US Supreme Court Holds That Closely Held For-Profit Corporations Can Avoid ACA Contraception Mandate

    View Authors June 2014

    The Supreme Court has issued a 5-4 decision in which it found that three closely held for-profit corporations were not required to comply with an Affordable Care Act (ACA) requirement that their group health plans provide certain types of contraceptive coverage without cost sharing.

    In reaching their decision in Burwell v. Hobby LobbyStores, Inc. et al., the justices ruled that the Religious Freedom Restoration Act of 1993 (RFRA) applies to “closely held” corporations. Thus, closely held corporations are entitled to certain religious freedom protections based on their sincere religious beliefs. In the cases decided by the Court, the corporations were permitted to exclude certain types of contraceptive coverage from the health insurance plan coverage offered to their employees.

    The scope of this decision in relation to potential exemptions to the ACA is not yet clear. Four justices joined the majority option, while Justice Kennedy filed a concurring opinion that might be viewed as more limited in scope. Now that the Court has recognized that the RFRA applies to closely held corporations, it is expected that other businesses may present additional challenges to other medical provisions under the ACA, based on arguments that they also are at odds with sincere religious beliefs of the business.

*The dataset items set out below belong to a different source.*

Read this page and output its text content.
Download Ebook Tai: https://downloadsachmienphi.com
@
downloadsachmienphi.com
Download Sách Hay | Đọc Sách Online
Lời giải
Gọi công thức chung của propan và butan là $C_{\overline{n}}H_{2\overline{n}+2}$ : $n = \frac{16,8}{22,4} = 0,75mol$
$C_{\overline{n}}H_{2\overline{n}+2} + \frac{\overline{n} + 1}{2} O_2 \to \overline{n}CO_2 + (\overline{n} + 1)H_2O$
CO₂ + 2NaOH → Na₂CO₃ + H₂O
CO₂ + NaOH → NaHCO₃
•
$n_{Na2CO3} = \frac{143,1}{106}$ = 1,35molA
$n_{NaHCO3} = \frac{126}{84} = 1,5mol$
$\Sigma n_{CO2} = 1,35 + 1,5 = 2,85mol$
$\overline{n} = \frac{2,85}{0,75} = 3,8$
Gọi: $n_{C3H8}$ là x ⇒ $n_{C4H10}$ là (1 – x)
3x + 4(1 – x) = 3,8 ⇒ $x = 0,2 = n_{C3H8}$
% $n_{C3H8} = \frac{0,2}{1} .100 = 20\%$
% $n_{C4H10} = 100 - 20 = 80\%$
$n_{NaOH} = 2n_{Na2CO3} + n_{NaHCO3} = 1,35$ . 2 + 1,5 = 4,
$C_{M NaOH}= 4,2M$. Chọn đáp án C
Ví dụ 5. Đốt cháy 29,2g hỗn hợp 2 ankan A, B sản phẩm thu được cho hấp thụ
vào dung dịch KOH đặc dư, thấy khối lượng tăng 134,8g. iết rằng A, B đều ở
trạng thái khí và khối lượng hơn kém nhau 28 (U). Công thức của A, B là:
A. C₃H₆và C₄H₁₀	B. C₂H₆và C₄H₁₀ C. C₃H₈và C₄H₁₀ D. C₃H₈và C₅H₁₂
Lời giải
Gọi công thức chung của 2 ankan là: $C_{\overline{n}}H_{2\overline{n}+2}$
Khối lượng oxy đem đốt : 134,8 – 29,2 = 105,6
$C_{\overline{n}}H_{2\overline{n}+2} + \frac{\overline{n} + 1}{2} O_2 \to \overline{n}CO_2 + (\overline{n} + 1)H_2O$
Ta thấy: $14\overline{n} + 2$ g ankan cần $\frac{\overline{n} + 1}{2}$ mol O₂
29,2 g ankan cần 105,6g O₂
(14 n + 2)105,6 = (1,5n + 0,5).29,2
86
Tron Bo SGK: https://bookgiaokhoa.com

    For employers, another point of interest is that the opinion makes no attempt to define the scope and meaning of the term “closely held” corporation. In addition, the Court’s opinion is such that it appears that its holding would be extended to other types of legal entities, such as partnerships and other types of business entities. Likewise, it is unclear how to determine when a “sincere religious belief” is held by a closely held corporation (or perhaps other business organization).

    In that regard, it may be significant that the majority opinion stated that “the cases before us are closely held corporations, owned and controlled by members of a single family, and no one has disputed the sincerity of their religious beliefs”. Meanwhile, the dissent warned that although the decision was limited to closely held corporations, the logic could eventually extend to “corporations of any size, public or private.”

    This case is expected to have a considerable effect on similarly filed cases around the country. We would expect that future litigation will have to address such matters.